INRA, Aix-Marseille Université, UMR1163, Biodiversité et Biotechnologie Fongiques, Marseille, France
INRA, UMR 1136, Interactions Arbres/Micro-Organismes, Champenoux, France.
Appl Environ Microbiol. 2018 Apr 2;84(8). doi: 10.1128/AEM.02826-17. Print 2018 Apr 15.
is a wood-inhabiting agaricomycete known for its ability to cause strong white-rot decay on hardwood and for its high tolerance of phenolic compounds. The goal of the present work was to gain insights into the molecular biology and biochemistry of the heme-including class II and dye-decolorizing peroxidases secreted by this fungus. Proteomic analysis of the secretome of BRFM 1218 grown on oak wood revealed a set of 200 secreted proteins, among which were the dye-decolorizing peroxidase DyP1 and the versatile peroxidase VP2. Both peroxidases were heterologously produced in , biochemically characterized, and tested for the ability to oxidize complex substrates. Both peroxidases were found to be active against several substrates under acidic conditions, and DyP1 was very stable over a relatively large pH range of 2.0 to 6.0, while VP2 was more stable at pH 5.0 to 6.0 only. The thermostability of both enzymes was also tested, and DyP1 was globally found to be more stable than VP2. After 180 min of incubation at temperatures ranging from 30 to 50°C, the activity of VP2 drastically decreased, with 10 to 30% of the initial activity retained. Under the same conditions, DyP1 retained 20 to 80% of its enzyme activity. The two proteins were catalytically characterized, and VP2 was shown to accept a wider range of reducing substrates than DyP1. Furthermore, both enzymes were found to be active against two flavonoids, quercetin and catechin, found in oak wood, with VP2 displaying more rapid oxidation of the two compounds. They were tested for the ability to decolorize five industrial dyes, and VP2 presented a greater ability to oxidize and decolorize the dye substrates than DyP1. is a wood-inhabiting agaricomycete known for its ability to cause strong white-rot decay on hardwood and for its high tolerance of phenolic compounds. Among white-rot fungi, the basidiomycete has been extensively studied for its ability to degrade wood, specifically lignin, thanks to an extracellular oxidative enzymatic system. The corresponding oxidative system was previously studied in several works for classical lignin and manganese peroxidases, and in this study, two new components of the oxidative system of , one dye-decolorizing peroxidase and one versatile peroxidase, were biochemically characterized in depth and compared to other fungal peroxidases.
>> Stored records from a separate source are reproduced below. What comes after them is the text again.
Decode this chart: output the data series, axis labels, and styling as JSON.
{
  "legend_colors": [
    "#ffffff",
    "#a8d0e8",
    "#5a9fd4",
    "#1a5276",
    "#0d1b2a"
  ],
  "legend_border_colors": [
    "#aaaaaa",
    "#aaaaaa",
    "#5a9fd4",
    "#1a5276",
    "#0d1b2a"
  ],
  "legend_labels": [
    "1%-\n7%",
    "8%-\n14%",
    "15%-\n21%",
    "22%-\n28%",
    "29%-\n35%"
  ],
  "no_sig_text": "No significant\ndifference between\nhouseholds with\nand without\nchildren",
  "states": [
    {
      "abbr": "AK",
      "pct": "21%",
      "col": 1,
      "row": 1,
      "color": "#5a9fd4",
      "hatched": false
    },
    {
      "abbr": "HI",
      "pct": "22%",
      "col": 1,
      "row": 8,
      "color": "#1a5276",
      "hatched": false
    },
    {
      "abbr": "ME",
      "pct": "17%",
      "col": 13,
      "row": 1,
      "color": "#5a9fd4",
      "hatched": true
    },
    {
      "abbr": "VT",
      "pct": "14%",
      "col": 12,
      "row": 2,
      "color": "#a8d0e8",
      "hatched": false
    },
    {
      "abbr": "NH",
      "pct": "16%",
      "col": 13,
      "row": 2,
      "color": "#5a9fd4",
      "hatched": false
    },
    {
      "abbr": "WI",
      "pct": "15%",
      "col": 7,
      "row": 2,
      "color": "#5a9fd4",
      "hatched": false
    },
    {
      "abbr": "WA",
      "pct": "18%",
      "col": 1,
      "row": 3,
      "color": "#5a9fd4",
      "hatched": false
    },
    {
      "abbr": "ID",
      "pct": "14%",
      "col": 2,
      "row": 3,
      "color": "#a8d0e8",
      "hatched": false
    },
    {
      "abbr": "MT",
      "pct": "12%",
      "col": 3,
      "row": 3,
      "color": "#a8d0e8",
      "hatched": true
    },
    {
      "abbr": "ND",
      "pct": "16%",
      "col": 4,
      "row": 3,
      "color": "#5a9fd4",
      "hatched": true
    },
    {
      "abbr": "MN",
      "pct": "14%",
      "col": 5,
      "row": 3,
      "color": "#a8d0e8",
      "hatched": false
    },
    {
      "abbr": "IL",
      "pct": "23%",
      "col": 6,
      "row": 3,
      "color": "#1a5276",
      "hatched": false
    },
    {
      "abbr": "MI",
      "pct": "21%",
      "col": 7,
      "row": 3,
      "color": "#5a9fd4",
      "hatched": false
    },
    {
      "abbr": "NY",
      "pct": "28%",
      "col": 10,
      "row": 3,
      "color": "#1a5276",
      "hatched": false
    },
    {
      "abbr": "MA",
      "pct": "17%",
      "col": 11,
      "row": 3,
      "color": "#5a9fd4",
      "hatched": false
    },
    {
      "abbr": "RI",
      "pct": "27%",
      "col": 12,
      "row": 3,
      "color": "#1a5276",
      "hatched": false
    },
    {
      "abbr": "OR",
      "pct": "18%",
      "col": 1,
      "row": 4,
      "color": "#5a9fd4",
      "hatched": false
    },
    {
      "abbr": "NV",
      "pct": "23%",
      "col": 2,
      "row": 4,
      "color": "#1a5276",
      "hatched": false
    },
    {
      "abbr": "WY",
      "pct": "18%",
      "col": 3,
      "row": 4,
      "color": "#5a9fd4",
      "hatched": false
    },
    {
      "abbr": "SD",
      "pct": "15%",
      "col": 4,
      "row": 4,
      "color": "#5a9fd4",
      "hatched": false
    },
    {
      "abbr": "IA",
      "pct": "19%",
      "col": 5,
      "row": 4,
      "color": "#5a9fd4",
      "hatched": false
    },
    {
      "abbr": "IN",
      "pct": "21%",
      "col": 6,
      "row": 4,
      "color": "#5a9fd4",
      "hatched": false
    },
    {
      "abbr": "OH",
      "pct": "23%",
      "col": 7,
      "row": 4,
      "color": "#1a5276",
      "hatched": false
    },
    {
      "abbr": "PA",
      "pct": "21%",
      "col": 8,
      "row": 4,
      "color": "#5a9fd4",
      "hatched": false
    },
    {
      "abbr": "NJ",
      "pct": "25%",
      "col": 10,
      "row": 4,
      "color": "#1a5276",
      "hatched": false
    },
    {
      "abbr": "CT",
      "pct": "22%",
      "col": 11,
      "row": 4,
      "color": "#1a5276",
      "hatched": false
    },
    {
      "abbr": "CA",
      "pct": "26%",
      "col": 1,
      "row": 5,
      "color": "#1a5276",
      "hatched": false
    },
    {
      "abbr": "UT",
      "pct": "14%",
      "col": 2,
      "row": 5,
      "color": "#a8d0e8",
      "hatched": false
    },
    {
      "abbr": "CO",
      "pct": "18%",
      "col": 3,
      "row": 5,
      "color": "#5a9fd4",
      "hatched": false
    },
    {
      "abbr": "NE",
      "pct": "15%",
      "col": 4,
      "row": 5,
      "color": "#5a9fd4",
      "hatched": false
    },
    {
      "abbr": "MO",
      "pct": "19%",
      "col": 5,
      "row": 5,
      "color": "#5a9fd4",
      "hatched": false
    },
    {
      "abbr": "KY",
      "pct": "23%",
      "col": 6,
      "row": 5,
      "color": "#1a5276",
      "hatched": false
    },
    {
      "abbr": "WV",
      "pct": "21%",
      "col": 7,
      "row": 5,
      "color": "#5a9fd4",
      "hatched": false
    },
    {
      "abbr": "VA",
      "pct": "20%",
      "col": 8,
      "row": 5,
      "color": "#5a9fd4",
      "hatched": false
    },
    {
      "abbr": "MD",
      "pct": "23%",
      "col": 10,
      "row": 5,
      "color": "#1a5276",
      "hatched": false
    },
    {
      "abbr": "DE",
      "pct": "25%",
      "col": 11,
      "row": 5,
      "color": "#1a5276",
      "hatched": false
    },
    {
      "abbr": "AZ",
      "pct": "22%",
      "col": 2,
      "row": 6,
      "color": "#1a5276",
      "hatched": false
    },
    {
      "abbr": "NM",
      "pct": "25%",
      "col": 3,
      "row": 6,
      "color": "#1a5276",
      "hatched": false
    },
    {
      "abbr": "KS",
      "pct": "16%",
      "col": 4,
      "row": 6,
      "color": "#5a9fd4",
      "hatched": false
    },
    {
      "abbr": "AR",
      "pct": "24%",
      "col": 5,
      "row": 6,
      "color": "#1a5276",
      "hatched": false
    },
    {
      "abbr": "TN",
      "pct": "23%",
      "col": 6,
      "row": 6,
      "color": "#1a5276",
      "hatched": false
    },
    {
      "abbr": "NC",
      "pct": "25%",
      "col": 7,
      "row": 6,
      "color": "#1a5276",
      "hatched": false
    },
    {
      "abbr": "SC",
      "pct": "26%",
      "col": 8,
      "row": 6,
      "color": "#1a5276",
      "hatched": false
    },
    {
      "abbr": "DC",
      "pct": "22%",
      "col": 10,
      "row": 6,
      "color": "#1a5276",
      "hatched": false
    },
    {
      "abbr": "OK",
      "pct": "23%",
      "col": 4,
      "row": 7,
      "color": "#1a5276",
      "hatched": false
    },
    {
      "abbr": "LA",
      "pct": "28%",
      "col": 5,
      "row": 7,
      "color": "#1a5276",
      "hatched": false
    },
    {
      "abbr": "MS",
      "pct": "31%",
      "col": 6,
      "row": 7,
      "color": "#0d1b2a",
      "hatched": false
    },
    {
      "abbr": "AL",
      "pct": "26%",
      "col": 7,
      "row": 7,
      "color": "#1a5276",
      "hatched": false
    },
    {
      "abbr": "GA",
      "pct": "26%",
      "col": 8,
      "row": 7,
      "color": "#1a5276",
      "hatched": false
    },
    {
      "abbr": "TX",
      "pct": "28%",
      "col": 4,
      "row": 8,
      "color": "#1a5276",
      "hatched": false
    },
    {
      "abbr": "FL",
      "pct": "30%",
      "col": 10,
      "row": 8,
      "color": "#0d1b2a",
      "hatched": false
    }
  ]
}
是一种木质腐生伞菌,以其对硬木的强烈白腐能力和对酚类化合物的高耐受性而闻名。本研究的目的是深入了解该真菌分泌的血红素包括 II 类和染料脱色过氧化物酶的分子生物学和生物化学。BRFM 1218 在橡木上生长时的分泌组的蛋白质组学分析揭示了一组 200 种分泌蛋白,其中包括染料脱色过氧化物酶 DyP1 和多功能过氧化物酶 VP2。这两种过氧化物酶均在 中异源表达,进行了生化表征,并测试了其氧化复杂底物的能力。在酸性条件下,发现这两种过氧化物酶都能有效地氧化几种底物,DyP1 在相对较大的 pH 2.0 至 6.0 范围内非常稳定,而 VP2 仅在 pH 5.0 至 6.0 时更稳定。还测试了这两种酶的热稳定性,发现 DyP1 总体上比 VP2 更稳定。在 30 至 50°C 的温度范围内孵育 180 分钟后,VP2 的活性急剧下降,保留了初始活性的 10 至 30%。在相同条件下,DyP1 保留了 20 至 80%的酶活性。对这两种蛋白质进行了催化特性分析,结果表明 VP2 能接受比 DyP1 更广泛的还原底物。此外,发现这两种酶都能有效地氧化两种在橡木中发现的类黄酮,槲皮素和儿茶素,VP2 对这两种化合物的氧化速度更快。还测试了它们对五种工业染料的脱色能力,VP2 比 DyP1 具有更强的氧化和脱色染料底物的能力。是一种木质腐生伞菌,以其对硬木的强烈白腐能力和对酚类化合物的高耐受性而闻名。在白腐真菌中,担子菌由于其具有木质素,特别是木质素的体外氧化酶系统,已被广泛研究。在之前的几项研究中,对该氧化系统的相应氧化系统进行了研究,包括经典木质素和锰过氧化物酶,在本研究中,深入研究了木质素的两种新的氧化系统成分,一种是染料脱色过氧化物酶,另一种是多功能过氧化物酶,并与其他真菌过氧化物酶进行了比较。